The self-styled ‘anti-sexbot campaigner’ is lobbying governments to pass laws to put men in prison to be raped and beaten as sex offenders if they purchase robots for sexual purposes.
Disturbingly, her explicit motivation for doing so appears to be that if men have the option of sexbots, they will be less likely to pursue sexual relations with women and that this amounts to ‘exploiting women’.
In most cultures, attempting to obtain sex through force is regarded as attempted rape. Of course, when feminists do it, rather than attempted mass rape, it becomes magically transformed into ‘protecting women and children from exploitation’.
She explained to El Reg that it was in investigating the manufacture of sex-robots that she initially became concerned about the philosophy going into the creation of robo-whores.
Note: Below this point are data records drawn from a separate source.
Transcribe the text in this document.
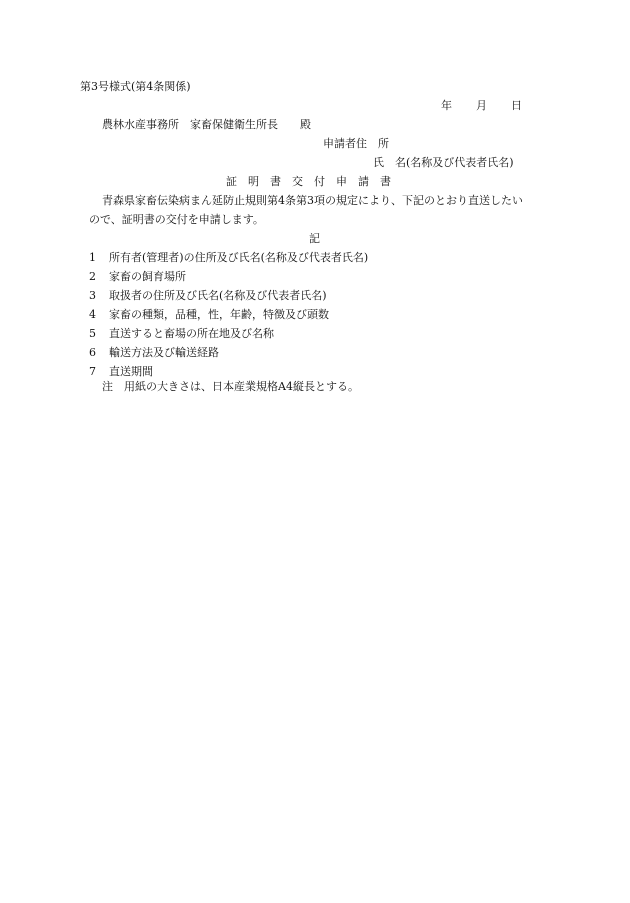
第3号様式(第4条関係)
年 月 日
農林水産事務所　家畜保健衛生所長　　殿
申請者住　所
氏　名(名称及び代表者氏名)
証　明　書　交　付　申　請　書
青森県家畜伝染病まん延防止規則第4条第3項の規定により、下記のとおり直送したい
ので、証明書の交付を申請します。
記
1 所有者(管理者)の住所及び氏名(名称及び代表者氏名)
2 家畜の飼育場所
3 取扱者の住所及び氏名(名称及び代表者氏名)
4 家畜の種類，品種，性，年齢，特徴及び頭数
5 直送すると畜場の所在地及び名称
6 輸送方法及び輸送経路
7 直送期間
注　用紙の大きさは、日本産業規格A4縦長とする。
“The relationship that is being imported,” by the sex-bot developers is one that has come directly from that between “prostitutes and johns” according to Richardson, who finds it “very disturbing”.
In a paper titled “The Asymmetrical ‘Relationship’: Parallels Between Prostitution and the Development of Sex Robots”, Richardson proposes “that prostitution is no ordinary activity and relies on the ability to use a person as a thing and this is why parallels between sex robots and prostitution are so frequently found by their advocates.”
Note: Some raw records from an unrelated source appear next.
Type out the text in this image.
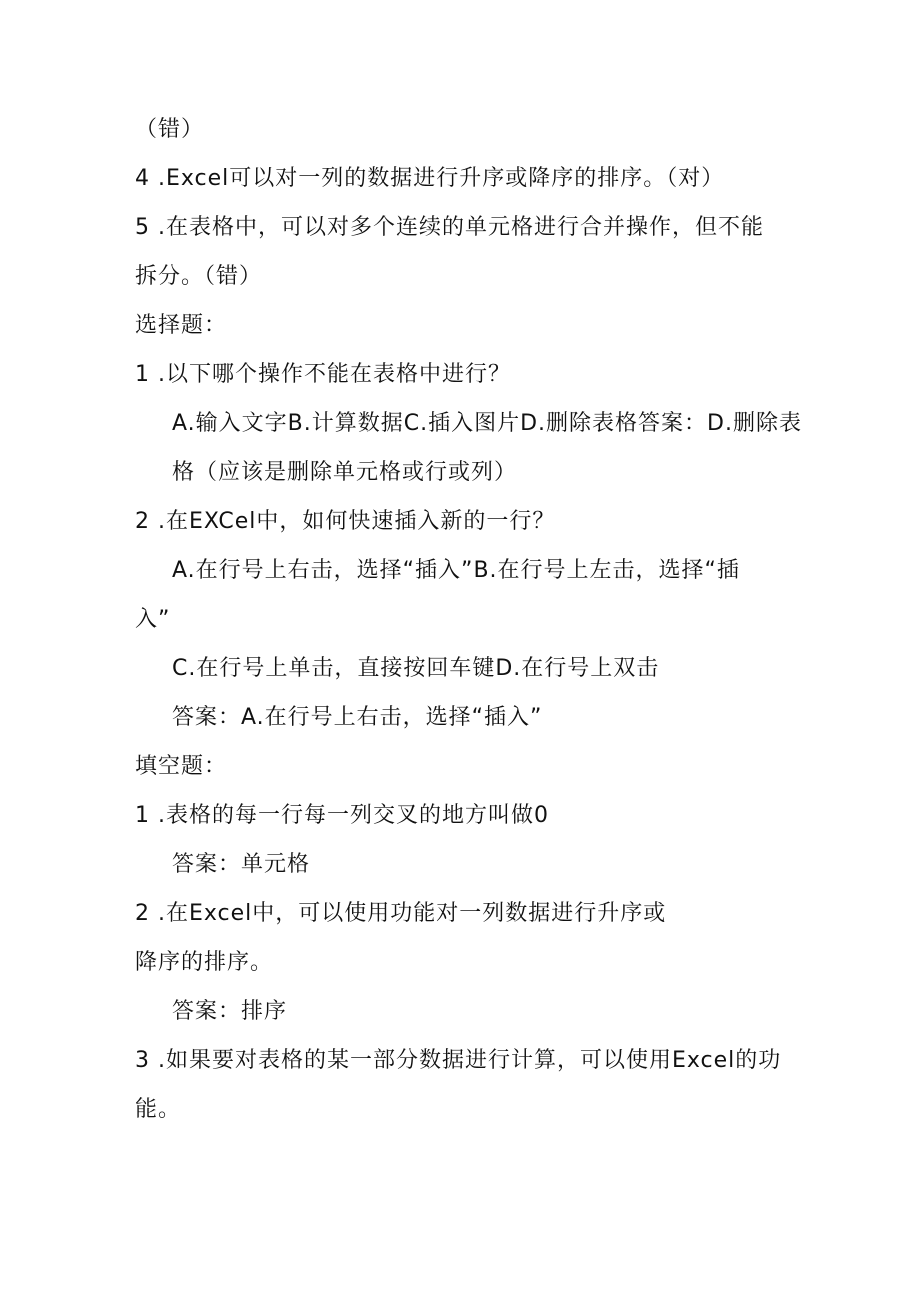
（错）
4 .Excel可以对一列的数据进行升序或降序的排序。（对）
5 .在表格中，可以对多个连续的单元格进行合并操作，但不能
拆分。（错）
选择题：
1 .以下哪个操作不能在表格中进行？
A.输入文字B.计算数据C.插入图片D.删除表格答案：D.删除表
格（应该是删除单元格或行或列）
2 .在EXCel中，如何快速插入新的一行？
A.在行号上右击，选择“插入”B.在行号上左击，选择“插
入”
C.在行号上单击，直接按回车键D.在行号上双击
答案：A.在行号上右击，选择“插入”
填空题：
1 .表格的每一行每一列交叉的地方叫做0
答案：单元格
2 .在Excel中，可以使用功能对一列数据进行升序或
降序的排序。
答案：排序
3 .如果要对表格的某一部分数据进行计算，可以使用Excel的功
能。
Asked whether it it might be more appropriate to consider robo-whores as sex toys, which would most typically be considered a private and solitary part of human sexual activity, Richardson stressed the opposite.
“To call them toys is to understate the issue,” she said. “It’s not as if it’s a Barbie.” Dr Richardson also surprisingly offered the idea that there may be some form of exploitation involved in the manufacture of My Little Pony dolls.
“The better term is ‘sex object’,” said Dr Richardson, who emphasised that the objectification of prostitutes in the prostitute/john relationship is one that’s mimicked in the relationship between sex-robots and their owners.
Questioned whether objectification was worthy of concern when actual objects were involved, rather than people who were treated like objects, Richardson turned away from the actual issue of banning robots – stating again that sex toys, and sex robots, exist because of prostitution.
“We must abolish prostitution,” she said.
“80 per cent of women are prostitutes,” she added, but confirmed that actually she had meant that the other way round. The remaining 20 per cent she suggested were made up of children and transgendered men.